The Coffin Trail by Martin Edwards

A while ago I read The Arsenic Labyrinth by Martin Edwards, the third in his Lake District Mystery series of books, which I wrote about here. Now I’ve read The Coffin Trail,  the first in the series.

Daniel Kind and his partner Miranda have just moved to Tarn Cottage near Brackdale, a beautiful village in the Lakes in a hidden valley. The Cottage used to be the home of Barrie Gilpin, who was suspected of the brutal murder of Gabrielle Anders and Daniel had met Barrie, when as a boy he had spent a fortnight’s holiday at Brackdale. Barrie had died before he could be arrested and Daniel can’t imagine how the Barrie he knew could possibly have murdered anybody. He starts asking the locals questions about it.

So when the police set up a new team to investigate cold cases led by DCI Hannah Scarlett, who had been on the original team investigating the murder of Gabrielle, Daniel’s questions trigger a phone call to the team resulting in the revival of the case.

I was completely involved with the characters and swept along by the mystery. The setting is superb, the Lake District is vividly described, as is Daniel and Miranda’s renovation of the cottage, and the bookshop owned by Marc, Hannah’s partner. I liked all the detail in this book. I could see the coffin trail, the steep stony track that had been used years ago as the route mourners took to bury their dead at the chuch over the fells. It leads to the Sacrifice Stone, an ancient pagan site, where Gabrielle’s body had been found. I could see the bookshop in a section of a converted mill, with its creaking floorboards:

They creaked, just as Daniel believed, all floorboards in secondhand bookshops should creak. It was an essential part of the ambiance, like the giddy sense of claustrophobia that came from squeezing between tottering towers of books and clouds of dust that had to be blown from the ancient volumes lingering in the darkest recesses.

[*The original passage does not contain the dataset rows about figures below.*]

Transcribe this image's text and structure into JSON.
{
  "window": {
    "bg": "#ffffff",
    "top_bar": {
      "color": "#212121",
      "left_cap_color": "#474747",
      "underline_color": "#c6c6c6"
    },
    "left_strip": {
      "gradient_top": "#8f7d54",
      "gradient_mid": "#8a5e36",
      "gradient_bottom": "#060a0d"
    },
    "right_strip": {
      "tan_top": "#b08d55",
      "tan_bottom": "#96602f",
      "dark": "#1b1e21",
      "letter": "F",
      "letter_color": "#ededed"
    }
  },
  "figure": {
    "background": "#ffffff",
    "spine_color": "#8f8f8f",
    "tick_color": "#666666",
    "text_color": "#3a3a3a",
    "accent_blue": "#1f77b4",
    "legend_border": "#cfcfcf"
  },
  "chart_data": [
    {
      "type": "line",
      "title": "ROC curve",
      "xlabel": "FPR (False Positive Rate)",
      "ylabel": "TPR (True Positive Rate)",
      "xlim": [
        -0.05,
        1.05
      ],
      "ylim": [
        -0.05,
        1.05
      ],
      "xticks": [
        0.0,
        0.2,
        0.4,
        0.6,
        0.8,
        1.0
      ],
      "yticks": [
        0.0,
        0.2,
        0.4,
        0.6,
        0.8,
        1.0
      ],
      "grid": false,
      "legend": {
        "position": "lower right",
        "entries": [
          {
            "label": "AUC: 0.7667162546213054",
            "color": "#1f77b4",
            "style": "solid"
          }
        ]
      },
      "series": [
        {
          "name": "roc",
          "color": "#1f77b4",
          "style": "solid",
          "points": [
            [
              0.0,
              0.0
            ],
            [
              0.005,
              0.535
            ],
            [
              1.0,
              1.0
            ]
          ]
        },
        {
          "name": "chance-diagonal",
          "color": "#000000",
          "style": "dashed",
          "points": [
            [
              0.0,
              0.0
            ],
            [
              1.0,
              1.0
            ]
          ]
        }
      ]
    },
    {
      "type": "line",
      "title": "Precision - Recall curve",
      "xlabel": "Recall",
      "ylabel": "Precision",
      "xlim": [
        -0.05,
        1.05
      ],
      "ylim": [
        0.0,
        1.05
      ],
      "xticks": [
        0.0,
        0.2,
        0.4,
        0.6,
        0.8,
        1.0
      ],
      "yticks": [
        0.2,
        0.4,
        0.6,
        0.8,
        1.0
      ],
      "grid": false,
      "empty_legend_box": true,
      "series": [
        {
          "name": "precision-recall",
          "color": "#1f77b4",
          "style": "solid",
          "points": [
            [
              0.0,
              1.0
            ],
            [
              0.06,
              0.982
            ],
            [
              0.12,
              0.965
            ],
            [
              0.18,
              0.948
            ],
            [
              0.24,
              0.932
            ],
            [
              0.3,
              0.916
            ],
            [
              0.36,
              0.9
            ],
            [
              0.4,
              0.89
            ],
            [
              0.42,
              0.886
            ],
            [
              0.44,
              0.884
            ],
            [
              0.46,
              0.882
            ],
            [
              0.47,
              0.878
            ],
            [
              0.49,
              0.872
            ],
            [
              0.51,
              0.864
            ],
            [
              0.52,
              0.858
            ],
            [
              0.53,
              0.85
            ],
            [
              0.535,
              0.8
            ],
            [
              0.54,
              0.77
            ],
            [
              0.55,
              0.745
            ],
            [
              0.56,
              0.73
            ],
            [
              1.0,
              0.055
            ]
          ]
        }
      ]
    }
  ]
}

Daniel, an Oxford historian, is used to investgating the past and this leads to his meeting Hannah, partly because he is trying to find out more about his father, Ben who had been Hannah’s boss. Daniel had lost touch with his father after his parents’ divorce. Miranda meanwhile is becoming less enchanted with the idea of living in the cottage away from her job in London and as Daniel and Hannah spend some time together the potential for their relationship arises. I must admit that I took to Hannah rather more than I did to Miranda.

This is a nicely complicated book with complex relationships  and sub-plots. There are plenty of questions to be answered. Can Daniel and Miranda live happily in Tarn Cottage? Did Barrie kill Gabrielle? And if he didn’t who did? Ben Kind and Hannah were never convinced at the time of his guilt and as the cold case team investigate aided by Daniel’s persistence more secrets emerge. I was kept guessing right to the thrilling end of this book.

3 thoughts on “The Coffin Trail by Martin Edwards

  1. I am planning a vacation in the Lake District in August. (A few friends and I are taking a weekend-long Georgian cookery course there.) I always like to read non-fiction books about the area I’m going to visit, as well as novels set in the area, so I am going to look these mysteries up on Amazon — they sound great!